Vous ne croirez pas à quel point un ventilateur de poêle à bois peut améliorer votre confort personnel ?

Sommaire5 sections
  1. 01Un moteur qui tourne sans prise de courant
  2. 02Le placement fait la moitié du résultat
  3. 03Quels modèles tiennent la distance
  4. 04Entretien : deux gestes par an
  5. 05Faut-il en acheter un

Un ventilateur de poêle à bois ne fait pas baisser votre facture. Disons-le avant tout le reste, parce que c'est l'argument qu'on lit partout et il ne tient pas : l'appareil ne produit pas un watt de chaleur supplémentaire, il déplace celle que le poêle a déjà fabriquée. Ce qu'il change, en revanche, c'est la carte des températures de votre pièce. Le fauteuil à quatre mètres du poêle passe de 17 à 20 degrés pendant que le coin du foyer cesse d'être invivable. Pour 40 à 120 euros, c'est un accessoire de confort, pas un équipement d'économie d'énergie. Le distinguo mérite d'être posé avant d'acheter.

Un moteur qui tourne sans prise de courant

L'objet pose une question légitime : d'où vient l'énergie, puisqu'il n'y a ni fil ni pile ? De la différence de température entre sa semelle, posée sur le poêle, et le haut de son corps refroidi par l'air ambiant. Un module Peltier transforme cet écart en courant électrique, quelques centaines de milliwatts, juste assez pour entraîner une hélice. Certains modèles haut de gamme utilisent à la place un moteur Stirling, plus cher, plus bruyant, mais qui démarre plus tôt.
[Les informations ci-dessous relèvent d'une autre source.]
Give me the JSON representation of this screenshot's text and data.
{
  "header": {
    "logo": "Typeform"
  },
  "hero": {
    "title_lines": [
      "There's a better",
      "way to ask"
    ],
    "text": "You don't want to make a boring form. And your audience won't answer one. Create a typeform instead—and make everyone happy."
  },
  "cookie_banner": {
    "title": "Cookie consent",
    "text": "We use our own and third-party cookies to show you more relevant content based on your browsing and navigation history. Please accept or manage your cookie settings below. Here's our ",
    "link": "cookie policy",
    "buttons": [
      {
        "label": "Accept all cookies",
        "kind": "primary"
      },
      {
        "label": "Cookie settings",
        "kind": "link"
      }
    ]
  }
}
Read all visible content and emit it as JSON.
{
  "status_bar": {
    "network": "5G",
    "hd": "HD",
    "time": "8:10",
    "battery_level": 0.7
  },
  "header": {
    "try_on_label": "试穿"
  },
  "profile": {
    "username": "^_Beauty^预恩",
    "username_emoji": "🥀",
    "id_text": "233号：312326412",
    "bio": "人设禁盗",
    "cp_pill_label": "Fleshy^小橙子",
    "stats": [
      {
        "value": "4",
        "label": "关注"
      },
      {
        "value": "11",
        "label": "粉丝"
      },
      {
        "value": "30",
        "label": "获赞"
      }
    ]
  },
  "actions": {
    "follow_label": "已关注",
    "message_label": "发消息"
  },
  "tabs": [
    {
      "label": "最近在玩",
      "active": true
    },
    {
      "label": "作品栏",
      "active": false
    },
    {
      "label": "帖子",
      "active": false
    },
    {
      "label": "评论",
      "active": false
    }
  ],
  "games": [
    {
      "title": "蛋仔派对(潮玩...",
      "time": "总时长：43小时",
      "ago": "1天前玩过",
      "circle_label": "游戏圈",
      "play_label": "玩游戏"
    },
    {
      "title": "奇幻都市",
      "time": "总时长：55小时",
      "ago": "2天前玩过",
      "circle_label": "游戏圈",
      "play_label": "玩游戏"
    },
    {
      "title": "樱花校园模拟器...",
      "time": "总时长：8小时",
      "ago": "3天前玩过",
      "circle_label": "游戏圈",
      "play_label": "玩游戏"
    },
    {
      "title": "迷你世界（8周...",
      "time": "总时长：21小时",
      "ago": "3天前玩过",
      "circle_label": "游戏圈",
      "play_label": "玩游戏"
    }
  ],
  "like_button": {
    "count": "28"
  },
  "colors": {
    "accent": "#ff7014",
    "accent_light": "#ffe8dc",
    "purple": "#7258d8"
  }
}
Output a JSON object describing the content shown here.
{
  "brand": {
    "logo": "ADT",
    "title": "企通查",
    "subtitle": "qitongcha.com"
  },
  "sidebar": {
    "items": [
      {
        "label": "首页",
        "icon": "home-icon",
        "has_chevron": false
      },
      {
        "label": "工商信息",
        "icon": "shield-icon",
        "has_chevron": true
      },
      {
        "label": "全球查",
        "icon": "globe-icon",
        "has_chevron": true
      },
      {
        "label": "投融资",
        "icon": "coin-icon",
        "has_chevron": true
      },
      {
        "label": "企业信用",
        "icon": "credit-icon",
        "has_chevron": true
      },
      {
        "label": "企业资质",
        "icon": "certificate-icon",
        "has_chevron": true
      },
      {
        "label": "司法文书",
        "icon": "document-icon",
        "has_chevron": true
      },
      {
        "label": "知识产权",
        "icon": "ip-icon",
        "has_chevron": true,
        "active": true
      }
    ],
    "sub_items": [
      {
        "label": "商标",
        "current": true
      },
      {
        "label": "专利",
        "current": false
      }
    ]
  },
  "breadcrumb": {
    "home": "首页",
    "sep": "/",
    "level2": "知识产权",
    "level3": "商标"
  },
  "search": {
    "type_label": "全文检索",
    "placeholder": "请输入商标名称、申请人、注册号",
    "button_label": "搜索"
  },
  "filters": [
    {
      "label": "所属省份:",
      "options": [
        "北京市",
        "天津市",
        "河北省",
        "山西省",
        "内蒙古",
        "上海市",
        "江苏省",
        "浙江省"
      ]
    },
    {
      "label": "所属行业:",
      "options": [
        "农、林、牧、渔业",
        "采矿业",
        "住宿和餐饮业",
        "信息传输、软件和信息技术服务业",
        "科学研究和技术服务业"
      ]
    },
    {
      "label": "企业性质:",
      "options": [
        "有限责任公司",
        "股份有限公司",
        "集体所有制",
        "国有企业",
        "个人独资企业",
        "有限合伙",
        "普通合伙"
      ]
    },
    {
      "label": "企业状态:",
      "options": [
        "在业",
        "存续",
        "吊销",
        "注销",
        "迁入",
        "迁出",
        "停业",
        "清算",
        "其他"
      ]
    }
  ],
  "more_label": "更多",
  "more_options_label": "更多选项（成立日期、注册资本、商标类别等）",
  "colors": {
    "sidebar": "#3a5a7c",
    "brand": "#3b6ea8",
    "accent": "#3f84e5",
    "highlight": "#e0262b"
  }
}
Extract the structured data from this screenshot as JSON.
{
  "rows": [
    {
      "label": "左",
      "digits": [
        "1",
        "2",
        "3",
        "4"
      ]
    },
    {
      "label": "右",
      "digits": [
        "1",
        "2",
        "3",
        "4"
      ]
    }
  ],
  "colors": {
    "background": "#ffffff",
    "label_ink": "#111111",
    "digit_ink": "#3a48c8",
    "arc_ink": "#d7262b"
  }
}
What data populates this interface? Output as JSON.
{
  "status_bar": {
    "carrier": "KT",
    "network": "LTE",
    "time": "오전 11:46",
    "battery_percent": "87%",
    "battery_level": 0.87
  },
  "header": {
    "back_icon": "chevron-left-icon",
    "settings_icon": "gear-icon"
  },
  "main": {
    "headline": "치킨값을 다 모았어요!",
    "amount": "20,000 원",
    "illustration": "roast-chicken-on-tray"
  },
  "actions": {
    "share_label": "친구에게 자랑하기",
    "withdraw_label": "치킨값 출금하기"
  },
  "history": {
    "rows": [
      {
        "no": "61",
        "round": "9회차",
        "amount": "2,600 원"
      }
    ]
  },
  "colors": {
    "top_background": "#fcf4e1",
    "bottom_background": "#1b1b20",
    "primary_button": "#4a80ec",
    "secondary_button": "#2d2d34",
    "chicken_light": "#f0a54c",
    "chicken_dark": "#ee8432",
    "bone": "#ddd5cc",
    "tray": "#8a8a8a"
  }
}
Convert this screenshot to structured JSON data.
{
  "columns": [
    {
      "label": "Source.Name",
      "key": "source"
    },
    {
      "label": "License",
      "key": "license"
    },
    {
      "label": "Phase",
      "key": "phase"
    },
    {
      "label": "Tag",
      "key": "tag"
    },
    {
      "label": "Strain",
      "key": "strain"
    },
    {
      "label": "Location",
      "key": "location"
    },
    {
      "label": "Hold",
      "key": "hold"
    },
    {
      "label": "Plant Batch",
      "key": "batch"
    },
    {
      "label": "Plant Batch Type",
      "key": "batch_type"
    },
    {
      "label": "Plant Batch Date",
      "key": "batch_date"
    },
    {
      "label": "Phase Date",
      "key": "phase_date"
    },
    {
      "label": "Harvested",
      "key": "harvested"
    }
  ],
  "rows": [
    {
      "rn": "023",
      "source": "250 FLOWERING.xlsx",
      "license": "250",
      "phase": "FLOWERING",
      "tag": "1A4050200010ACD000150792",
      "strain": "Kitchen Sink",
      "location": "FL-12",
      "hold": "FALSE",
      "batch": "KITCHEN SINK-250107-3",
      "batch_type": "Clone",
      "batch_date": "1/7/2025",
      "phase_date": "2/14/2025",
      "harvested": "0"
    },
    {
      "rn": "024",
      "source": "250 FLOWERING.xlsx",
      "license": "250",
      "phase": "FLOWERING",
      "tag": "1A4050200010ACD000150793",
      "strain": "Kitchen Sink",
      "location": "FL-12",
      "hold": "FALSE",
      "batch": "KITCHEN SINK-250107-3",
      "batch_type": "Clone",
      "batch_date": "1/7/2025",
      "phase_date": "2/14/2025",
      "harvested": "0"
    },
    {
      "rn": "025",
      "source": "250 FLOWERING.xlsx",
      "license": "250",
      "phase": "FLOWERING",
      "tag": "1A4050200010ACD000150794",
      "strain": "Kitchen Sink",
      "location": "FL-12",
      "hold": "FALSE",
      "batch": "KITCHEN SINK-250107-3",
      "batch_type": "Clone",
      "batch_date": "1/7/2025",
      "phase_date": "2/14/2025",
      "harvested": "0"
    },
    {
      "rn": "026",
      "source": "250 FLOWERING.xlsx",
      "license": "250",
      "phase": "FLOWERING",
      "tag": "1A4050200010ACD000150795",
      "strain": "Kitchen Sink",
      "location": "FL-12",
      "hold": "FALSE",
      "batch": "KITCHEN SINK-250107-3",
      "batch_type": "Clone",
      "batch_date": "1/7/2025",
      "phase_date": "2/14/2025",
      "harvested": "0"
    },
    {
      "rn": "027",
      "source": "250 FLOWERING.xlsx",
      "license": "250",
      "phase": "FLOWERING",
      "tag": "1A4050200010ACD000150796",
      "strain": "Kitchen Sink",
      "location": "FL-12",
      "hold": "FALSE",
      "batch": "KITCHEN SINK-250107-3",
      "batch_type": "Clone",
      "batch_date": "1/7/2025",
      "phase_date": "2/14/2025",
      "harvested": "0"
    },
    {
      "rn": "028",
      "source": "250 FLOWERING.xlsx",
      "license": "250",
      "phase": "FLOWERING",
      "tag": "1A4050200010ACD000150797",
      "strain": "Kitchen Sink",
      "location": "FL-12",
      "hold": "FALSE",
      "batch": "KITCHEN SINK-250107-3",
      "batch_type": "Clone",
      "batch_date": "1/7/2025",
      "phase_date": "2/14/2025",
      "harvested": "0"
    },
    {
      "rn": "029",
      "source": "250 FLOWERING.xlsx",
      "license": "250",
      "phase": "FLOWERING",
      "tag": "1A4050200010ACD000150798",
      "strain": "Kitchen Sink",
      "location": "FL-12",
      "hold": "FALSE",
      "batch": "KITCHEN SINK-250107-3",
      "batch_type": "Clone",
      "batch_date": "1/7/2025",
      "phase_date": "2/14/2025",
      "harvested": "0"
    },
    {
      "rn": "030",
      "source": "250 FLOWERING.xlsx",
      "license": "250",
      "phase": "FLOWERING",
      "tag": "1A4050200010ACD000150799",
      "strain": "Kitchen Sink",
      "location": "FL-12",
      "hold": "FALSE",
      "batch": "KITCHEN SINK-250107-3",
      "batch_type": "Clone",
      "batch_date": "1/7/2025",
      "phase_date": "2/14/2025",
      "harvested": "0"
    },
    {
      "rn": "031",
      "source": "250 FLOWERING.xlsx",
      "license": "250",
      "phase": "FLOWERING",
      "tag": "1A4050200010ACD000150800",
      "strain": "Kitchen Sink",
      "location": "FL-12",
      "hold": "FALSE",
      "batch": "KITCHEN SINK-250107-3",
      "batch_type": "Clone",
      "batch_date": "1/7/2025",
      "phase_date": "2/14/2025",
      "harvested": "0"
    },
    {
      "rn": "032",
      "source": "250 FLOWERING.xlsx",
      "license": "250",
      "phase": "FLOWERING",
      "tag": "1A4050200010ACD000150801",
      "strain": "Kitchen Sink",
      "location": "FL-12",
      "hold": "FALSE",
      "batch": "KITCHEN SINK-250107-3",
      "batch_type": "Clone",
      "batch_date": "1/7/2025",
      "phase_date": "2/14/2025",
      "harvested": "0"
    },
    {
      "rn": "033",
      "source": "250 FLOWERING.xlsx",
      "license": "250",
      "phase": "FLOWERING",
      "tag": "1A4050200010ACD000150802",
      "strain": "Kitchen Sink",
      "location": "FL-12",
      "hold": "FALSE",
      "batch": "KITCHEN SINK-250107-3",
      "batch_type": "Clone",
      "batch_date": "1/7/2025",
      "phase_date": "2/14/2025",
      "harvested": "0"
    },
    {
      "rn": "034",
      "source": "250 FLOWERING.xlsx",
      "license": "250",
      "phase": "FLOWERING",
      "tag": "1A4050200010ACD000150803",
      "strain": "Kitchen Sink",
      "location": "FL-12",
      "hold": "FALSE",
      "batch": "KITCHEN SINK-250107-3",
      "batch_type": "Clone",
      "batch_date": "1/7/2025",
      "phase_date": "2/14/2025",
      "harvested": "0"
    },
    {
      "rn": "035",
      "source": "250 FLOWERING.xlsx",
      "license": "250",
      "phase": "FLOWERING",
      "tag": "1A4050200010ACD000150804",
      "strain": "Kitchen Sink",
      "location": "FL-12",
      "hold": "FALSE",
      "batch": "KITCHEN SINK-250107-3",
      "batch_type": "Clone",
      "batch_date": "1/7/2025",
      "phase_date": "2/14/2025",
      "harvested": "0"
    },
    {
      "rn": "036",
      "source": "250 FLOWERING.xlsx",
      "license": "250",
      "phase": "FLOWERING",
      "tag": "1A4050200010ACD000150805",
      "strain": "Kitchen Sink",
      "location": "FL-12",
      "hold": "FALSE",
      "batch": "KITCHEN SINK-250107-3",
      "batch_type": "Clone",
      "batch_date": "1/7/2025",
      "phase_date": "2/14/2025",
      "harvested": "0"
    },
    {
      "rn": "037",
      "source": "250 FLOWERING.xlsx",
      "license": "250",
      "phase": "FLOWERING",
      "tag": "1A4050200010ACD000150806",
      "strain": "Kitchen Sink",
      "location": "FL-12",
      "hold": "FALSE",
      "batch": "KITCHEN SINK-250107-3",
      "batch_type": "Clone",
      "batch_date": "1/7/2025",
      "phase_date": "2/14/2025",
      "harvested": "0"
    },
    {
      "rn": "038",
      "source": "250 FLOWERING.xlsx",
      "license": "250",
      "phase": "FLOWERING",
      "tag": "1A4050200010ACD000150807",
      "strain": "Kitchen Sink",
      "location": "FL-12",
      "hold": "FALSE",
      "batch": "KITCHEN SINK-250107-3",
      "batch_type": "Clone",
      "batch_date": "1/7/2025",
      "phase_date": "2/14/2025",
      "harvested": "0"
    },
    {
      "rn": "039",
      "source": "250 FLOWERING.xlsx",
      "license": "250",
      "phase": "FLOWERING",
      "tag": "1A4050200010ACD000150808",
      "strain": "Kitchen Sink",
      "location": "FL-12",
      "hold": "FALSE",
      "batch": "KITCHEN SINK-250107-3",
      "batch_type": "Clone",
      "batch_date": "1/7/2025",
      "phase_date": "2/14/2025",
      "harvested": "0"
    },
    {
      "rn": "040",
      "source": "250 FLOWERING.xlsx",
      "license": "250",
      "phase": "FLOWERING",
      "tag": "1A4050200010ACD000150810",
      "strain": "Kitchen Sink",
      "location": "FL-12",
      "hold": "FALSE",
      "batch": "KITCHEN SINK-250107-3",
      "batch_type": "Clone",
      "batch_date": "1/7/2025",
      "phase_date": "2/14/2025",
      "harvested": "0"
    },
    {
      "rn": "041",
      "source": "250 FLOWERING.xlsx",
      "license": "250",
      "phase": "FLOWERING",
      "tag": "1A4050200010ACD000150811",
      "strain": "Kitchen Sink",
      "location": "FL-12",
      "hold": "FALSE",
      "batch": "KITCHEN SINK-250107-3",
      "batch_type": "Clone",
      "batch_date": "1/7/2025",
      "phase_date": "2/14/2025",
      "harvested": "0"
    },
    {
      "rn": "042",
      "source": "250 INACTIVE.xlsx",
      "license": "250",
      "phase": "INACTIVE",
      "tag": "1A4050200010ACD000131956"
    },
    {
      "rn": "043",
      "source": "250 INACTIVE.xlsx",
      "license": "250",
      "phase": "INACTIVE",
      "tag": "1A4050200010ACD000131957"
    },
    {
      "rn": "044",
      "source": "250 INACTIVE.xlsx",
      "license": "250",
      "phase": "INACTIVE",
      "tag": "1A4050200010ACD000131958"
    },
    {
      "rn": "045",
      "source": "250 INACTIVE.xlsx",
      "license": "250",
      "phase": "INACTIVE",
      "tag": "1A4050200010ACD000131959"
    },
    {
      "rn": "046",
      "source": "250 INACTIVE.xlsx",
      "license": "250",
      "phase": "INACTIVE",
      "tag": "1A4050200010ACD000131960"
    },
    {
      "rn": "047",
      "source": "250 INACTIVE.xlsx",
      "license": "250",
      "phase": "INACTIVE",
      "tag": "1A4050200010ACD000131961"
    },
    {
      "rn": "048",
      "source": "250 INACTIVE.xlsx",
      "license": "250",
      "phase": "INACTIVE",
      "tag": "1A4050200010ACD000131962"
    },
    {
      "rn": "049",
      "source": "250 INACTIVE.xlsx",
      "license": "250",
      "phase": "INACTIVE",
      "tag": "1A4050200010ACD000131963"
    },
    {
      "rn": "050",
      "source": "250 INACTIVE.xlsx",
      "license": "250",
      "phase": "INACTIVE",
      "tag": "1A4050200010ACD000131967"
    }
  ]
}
Conséquence pratique : le ventilateur ne se met en route que lorsque la semelle atteint une soixantaine de degrés, et il accélère à mesure que le poêle chauffe. Il s'arrête tout seul quand le feu retombe. Personne n'a d'interrupteur à actionner, ce qui est plutôt agréable un soir de janvier.

Le placement fait la moitié du résultat

La plupart des déceptions viennent de là. Un ventilateur posé au milieu du dessus du poêle, en plein sur la zone la plus chaude, ne fonctionne pas mieux : il fonctionne moins bien, parce que son corps monte lui aussi en température et que l'écart thermique qui l'alimente s'effondre. On le place donc en arrière, près du conduit, sur une zone plane, hélice orientée vers le volume à desservir.

Deuxième règle : la plupart des fabricants annoncent une température de semelle à ne pas dépasser, souvent autour de 340 degrés. Un poêle poussé à fond, surtout un modèle en acier, franchit ce seuil sans prévenir. Un thermomètre magnétique à 10 euros posé à côté règle la question une fois pour toutes.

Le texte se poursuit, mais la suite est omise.